Three children not enough, have five: Erdoğan to Turks in EU

Three children not enough, have five: Erdoğan to Turks in EU

ESKİŞEHİR
Three children not enough, have five: Erdoğan to Turks in EU

AA photo

President Recep Tayyip Erdoğan has called on Turkish citizens living in Europe to have five children – two more than his usual calls to Turks in the homeland – in a bid to multiply their presence in the continent so that they will be the “future of Europe.”

“I am calling out to my citizens, by brothers and sisters in Europe,” Erdoğan said at a rally in the Central Anatolian province of Eskişehir on March 17. “Have not just three but five children.”

“The place in which you are living and working is now your homeland and new motherland. Stake a claim to it. Open more businesses, enroll your children in better schools, make your family live in better neighborhoods, drive the best cars, live in the most beautiful houses,” he said. “That’s because you are the future of Europe. It will be the best answer to the vulgarism, antagonism, and injustice made against you.”

Erdoğan’s message comes amid ongoing political tension after Turkish ministers’ attempts to stage rallies with members of the Turkish community living in Europe were denied by some countries and after the European Court of Justice ruled to allow employers to ban workers from wearing visible religious symbols, including the headscarf. 

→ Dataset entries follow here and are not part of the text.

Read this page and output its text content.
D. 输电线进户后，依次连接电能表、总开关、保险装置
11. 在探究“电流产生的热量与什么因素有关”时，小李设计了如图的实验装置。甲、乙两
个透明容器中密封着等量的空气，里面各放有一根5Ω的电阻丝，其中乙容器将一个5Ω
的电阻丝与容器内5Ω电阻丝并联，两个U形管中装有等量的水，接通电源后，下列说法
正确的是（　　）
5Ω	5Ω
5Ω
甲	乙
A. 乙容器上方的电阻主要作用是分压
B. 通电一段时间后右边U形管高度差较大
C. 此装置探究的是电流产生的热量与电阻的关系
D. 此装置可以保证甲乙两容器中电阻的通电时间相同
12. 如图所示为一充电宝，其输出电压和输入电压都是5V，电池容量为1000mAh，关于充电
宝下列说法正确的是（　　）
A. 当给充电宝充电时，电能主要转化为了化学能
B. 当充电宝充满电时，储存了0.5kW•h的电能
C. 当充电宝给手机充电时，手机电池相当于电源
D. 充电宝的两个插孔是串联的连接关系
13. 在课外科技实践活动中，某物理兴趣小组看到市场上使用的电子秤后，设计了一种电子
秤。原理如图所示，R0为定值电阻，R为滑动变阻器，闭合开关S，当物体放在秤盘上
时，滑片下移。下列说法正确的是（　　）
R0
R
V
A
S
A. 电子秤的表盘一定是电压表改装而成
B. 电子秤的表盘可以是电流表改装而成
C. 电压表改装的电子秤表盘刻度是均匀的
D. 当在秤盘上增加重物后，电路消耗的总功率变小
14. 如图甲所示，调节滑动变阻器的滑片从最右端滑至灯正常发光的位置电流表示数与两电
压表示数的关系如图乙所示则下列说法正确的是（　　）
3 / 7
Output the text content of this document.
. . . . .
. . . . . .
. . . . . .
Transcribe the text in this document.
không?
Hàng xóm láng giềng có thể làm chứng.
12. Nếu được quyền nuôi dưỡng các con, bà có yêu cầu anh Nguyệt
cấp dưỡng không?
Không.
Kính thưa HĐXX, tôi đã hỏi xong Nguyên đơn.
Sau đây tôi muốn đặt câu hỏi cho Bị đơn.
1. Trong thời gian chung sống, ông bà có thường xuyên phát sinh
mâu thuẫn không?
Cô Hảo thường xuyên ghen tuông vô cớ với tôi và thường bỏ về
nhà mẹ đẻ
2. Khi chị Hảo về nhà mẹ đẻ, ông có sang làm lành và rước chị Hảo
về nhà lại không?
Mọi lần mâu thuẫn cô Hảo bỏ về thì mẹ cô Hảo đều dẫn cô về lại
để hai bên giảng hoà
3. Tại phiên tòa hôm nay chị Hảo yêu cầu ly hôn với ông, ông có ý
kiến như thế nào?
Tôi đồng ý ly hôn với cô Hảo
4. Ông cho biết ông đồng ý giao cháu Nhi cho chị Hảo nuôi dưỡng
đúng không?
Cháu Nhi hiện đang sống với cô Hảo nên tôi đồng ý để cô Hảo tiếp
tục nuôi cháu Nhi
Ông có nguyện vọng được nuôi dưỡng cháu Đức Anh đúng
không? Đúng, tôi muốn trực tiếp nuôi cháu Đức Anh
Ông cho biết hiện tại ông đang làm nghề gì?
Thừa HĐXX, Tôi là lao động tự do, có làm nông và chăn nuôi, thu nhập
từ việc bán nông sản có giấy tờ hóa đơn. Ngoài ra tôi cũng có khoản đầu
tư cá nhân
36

Slamming the decision known as the “headscarf ban,” Erdoğan said: “They are banning the headscarf. We are fed up. Where is the freedom of religion, freedom of conscience? Ban the kippa if you can. Can they [ban the kippa]?” 

He also claimed that the real reason behind the rising antagonism toward Turks in Europe was “the discomfort they feel as Turkey has become an independent country with its economy and situation in the world.”

“The Turkey they dream is a dependent country which they can order around,” he said. “They have no discomfort with the Turk who is a worker in the factory, but they cannot bear any Turk who becomes an owner, engineer or manager of this factory.”
 
‘CHP, terrorists decrying charter amendment’

Erdoğan also criticized the main opposition Republican People’s Party (CHP) for decrying the constitutional amendment that will usher in an executive presidency, accusing it of making false and unsubstantiated comments.

“What about the Dutch within us?” he said, referring to the leader of the CHP, Kemal Kılıçdaroğlu.

“Along with the terrorist organizations, they are trying to smear the constitutional amendment by pointing out the things that are not actually in the amendment,” he said.

“They are insulting our youth, our parliament and our local governors. Not only that, they are trying to make the Syrian immigrants a target for our people,” he said, criticizing Kılıçdaroğlu’s earlier comments that stated that the government’s policy on immigration was turning Turkish citizens into “second-class citizens.”
 
CHP cannot assign president with new system

Slamming the CHP, Erdoğan said the new constitutional amendments would divest the CHP of a say in the parliament.

“In the old system, with 25 percent votes, by coalitions or tutelages, the CHP could have a say in the administration. In the new system, it will be impossible to have an influence on the administration without gaining 51 percent of the votes of the public,” he said.

“We will not see any candidate from the CHP become a president. Our children will not see it either,” he said.

Erdoğan slams head of Bar Associations


Erdoğan also took aim at the head of the Union of Turkey’s Bar Association, Metin Feyzioğlu, for conducting campaigning abroad against the constitutional charter.

Emphasizing that Feyzioğlu was a legal professional, Erdoğan accused Feyzioğlu of acting along with “terrorists that escaped to Europe.”

“Somebody from here went there [to Europe] – the head of the Union of Turkey’s Bar Associations. He is supposedly a legal professional. Even he has the professor title. And he conducts hall meetings along with the terrorists who went Europe by escaping from Turkey. What kind of a man of law are you?” he said.